El número, a primera vista, podría leerse como una señal de repliegue físico. En realidad, describe con precisión el modelo de juego que Messi ha perfeccionado en esta etapa de su carrera: economía de esfuerzo, lectura constante del partido y aparición en el momento exacto en que el espacio se abre. Mientras el resto de jugadores acumula metros a alta intensidad, él administra energía y espera el instante en que puede cambiar el ritmo con una conducción, un pase o una acción determinante.
Lo que hace llamativo el dato es el contexto en que se produce. Cabo Verde y Suiza no son rivales de trámite: son partidos de eliminación directa donde Argentina necesitaba respuestas ofensivas. En ambos, Messi fue el delantero que más caminó y, al mismo tiempo, el eje alrededor del cual el equipo de Scaloni encontró sentido en ataque. Su impacto ya no se mide en distancia recorrida, sino en la calidad y el momento de cada intervención.
Qué significa para el Mundial
Argentina llega a esta fase del torneo como selección número uno del ranking mundial y con Messi disputando lo que sería su sexto Mundial, récord histórico absoluto.

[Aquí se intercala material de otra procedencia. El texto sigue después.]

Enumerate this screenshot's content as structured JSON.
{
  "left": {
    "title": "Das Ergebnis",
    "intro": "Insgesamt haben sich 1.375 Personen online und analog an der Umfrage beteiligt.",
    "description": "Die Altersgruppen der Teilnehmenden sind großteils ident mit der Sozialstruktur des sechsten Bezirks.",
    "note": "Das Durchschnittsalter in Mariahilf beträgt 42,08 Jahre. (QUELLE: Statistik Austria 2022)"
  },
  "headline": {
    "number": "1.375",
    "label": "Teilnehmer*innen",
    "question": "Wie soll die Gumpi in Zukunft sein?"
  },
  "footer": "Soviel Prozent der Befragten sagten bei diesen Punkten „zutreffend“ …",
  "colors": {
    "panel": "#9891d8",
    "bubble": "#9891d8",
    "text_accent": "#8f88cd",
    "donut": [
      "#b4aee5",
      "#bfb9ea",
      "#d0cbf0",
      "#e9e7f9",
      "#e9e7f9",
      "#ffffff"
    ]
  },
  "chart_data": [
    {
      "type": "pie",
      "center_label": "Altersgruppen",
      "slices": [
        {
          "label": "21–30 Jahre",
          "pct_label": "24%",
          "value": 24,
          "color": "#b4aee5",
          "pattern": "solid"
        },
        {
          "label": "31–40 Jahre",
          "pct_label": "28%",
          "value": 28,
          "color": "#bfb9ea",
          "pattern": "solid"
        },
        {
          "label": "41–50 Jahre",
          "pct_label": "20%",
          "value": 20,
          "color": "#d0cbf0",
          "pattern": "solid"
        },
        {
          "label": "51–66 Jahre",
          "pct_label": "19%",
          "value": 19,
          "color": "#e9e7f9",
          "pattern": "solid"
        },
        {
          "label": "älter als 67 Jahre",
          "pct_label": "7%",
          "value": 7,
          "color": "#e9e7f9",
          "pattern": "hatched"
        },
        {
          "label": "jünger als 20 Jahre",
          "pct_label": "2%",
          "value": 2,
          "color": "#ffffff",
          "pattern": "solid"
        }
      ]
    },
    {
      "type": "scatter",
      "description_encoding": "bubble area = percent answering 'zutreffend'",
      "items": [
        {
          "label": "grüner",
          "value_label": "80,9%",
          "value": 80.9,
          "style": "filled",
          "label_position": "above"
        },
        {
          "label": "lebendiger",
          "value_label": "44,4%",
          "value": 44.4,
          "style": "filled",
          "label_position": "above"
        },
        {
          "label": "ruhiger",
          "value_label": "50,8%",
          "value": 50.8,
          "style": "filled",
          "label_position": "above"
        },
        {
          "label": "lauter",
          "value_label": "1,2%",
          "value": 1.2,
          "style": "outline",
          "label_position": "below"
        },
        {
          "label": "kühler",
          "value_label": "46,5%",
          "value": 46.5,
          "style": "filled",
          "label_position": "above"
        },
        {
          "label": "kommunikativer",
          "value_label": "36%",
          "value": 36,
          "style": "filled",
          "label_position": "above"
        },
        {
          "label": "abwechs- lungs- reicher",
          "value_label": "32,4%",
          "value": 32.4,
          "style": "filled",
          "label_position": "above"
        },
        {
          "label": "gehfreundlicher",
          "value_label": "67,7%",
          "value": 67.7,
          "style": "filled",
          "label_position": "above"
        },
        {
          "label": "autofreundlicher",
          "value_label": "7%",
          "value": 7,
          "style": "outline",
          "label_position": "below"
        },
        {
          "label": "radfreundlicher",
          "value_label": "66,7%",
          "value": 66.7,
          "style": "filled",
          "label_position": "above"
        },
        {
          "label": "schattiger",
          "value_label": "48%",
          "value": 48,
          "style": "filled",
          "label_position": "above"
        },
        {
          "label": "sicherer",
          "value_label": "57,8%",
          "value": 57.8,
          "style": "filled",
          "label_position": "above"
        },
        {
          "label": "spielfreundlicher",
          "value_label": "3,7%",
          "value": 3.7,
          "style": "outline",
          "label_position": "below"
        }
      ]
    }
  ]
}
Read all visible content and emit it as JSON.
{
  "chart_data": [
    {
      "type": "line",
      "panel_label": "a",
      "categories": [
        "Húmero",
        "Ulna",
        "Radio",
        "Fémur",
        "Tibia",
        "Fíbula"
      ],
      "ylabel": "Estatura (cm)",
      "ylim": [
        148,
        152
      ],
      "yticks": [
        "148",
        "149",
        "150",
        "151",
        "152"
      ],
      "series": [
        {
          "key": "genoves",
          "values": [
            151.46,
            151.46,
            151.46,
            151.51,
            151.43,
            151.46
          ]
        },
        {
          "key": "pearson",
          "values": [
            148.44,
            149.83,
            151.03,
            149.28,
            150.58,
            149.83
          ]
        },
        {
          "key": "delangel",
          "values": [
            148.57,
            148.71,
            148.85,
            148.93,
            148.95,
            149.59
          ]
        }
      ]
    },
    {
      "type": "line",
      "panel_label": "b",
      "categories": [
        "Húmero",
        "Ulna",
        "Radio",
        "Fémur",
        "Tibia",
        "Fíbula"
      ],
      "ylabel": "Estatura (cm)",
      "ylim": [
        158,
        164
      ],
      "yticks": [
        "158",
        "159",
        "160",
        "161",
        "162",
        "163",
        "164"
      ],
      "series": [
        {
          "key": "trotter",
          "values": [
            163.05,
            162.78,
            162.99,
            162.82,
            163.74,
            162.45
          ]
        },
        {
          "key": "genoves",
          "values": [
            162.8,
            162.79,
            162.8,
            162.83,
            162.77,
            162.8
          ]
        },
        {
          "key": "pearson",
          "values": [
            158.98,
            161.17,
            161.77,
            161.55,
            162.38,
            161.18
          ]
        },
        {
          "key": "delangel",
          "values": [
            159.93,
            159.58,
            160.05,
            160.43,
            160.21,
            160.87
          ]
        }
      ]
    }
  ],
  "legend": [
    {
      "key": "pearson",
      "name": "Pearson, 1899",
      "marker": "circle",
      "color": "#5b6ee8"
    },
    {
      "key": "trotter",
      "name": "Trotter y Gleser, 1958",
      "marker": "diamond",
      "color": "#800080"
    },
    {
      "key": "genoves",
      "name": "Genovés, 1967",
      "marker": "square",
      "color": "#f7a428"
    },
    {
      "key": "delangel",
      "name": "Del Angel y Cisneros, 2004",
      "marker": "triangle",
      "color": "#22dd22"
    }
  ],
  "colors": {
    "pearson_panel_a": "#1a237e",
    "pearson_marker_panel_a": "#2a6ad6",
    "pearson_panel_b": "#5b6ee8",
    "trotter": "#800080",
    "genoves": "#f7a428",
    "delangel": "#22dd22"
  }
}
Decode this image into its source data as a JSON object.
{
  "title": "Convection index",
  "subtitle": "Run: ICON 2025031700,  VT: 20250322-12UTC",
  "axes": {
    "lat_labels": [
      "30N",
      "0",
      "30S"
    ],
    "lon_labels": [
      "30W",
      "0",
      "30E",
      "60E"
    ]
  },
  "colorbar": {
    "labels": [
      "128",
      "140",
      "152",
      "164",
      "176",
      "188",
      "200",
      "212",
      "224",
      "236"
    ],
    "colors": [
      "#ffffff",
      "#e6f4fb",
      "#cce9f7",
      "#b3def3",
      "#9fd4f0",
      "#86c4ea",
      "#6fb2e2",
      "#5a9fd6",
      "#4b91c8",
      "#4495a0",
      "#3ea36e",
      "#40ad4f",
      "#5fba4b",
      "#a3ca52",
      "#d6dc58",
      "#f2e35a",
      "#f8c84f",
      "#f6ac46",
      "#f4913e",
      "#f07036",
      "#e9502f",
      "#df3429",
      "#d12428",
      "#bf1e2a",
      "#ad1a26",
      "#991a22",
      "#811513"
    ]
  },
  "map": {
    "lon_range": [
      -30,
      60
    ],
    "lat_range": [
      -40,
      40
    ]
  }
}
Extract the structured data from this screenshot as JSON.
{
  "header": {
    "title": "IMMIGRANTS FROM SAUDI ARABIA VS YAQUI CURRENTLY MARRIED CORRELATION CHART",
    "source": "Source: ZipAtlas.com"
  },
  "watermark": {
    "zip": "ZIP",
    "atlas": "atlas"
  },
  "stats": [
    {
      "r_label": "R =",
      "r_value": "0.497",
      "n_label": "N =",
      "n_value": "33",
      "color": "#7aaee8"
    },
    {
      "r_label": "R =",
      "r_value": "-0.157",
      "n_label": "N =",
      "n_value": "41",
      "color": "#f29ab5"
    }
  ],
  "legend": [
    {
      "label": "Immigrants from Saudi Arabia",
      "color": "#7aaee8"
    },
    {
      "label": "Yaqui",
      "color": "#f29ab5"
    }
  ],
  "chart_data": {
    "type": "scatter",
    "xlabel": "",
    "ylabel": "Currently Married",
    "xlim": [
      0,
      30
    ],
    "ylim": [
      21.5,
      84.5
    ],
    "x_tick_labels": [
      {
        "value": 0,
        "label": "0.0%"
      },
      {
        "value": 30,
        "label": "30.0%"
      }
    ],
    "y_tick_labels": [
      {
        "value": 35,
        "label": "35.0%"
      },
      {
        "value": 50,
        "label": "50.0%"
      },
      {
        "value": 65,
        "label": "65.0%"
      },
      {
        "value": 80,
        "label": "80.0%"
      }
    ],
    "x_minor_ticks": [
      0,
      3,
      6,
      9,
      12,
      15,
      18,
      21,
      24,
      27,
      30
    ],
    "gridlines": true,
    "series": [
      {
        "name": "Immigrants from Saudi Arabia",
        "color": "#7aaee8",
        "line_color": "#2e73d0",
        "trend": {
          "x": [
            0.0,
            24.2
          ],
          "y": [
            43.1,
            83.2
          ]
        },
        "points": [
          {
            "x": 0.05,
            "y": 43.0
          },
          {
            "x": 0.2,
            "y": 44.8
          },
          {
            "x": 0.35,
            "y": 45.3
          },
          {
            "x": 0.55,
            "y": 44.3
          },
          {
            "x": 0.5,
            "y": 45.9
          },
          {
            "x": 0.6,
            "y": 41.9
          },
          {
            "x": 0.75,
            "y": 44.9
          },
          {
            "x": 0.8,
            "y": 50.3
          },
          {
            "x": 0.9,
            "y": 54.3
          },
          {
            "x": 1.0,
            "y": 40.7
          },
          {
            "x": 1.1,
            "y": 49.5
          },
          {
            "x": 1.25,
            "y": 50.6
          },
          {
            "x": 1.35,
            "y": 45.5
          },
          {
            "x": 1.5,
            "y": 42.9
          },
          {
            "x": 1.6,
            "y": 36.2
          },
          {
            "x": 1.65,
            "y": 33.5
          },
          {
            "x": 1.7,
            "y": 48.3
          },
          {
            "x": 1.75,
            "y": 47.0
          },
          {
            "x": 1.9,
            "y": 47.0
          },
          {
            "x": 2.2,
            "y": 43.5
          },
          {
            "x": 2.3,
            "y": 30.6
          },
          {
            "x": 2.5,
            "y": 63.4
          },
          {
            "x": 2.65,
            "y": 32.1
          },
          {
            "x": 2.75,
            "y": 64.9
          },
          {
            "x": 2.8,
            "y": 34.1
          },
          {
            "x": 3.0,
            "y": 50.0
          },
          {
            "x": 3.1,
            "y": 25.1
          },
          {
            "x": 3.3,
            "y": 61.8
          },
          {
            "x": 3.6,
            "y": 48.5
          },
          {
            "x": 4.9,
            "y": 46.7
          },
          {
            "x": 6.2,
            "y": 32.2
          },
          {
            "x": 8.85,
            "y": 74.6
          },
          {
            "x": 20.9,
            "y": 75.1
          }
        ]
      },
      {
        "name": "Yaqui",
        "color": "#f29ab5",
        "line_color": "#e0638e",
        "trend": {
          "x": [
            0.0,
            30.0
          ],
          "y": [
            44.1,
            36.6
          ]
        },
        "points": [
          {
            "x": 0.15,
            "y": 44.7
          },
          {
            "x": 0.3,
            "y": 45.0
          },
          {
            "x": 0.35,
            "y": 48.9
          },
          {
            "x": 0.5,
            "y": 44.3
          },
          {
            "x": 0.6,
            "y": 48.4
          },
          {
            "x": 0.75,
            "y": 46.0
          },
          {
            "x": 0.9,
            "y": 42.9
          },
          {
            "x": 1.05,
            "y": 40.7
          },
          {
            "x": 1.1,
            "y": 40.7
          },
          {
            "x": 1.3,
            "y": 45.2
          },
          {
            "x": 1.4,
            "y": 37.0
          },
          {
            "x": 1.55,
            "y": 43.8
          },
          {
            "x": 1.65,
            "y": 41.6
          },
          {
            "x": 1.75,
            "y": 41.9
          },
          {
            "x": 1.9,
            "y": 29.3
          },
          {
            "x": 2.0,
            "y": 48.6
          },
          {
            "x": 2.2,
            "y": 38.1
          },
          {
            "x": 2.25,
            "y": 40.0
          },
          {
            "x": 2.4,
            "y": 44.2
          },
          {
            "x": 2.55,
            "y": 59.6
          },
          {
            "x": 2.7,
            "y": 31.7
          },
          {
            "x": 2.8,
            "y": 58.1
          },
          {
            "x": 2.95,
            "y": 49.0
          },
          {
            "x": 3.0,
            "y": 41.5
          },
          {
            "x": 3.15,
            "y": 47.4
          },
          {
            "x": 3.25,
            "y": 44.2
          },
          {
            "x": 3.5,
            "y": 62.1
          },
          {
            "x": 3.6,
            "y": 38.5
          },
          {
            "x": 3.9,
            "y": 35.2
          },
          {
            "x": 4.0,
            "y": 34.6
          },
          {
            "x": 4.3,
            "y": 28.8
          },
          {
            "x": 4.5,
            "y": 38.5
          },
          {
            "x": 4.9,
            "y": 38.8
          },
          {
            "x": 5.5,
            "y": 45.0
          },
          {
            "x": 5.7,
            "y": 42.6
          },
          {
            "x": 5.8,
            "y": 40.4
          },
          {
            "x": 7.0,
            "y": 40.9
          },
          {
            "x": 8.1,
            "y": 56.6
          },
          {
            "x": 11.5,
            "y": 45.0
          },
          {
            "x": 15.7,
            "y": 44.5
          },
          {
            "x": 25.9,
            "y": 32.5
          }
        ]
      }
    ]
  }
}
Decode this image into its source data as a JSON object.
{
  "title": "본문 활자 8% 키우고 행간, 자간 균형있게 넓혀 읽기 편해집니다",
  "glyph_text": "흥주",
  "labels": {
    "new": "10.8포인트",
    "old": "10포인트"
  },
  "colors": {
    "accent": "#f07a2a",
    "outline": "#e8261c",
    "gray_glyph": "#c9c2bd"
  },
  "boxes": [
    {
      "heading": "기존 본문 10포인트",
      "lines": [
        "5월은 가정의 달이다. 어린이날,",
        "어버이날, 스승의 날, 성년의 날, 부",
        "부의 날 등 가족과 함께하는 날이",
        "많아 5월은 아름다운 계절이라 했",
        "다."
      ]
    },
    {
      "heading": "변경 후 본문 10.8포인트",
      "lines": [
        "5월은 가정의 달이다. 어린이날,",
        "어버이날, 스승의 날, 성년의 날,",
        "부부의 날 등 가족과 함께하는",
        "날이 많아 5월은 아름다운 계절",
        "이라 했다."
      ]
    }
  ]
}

A sus 37 años, el capitán albiceleste demuestra que su vigencia no depende del volumen físico, sino de una inteligencia táctica que ningún dato de GPS termina de capturar del todo. Para los rivales que aún puedan cruzarse con Argentina en el camino hacia la final, el aviso es claro: que Messi camine no significa que esté fuera del partido.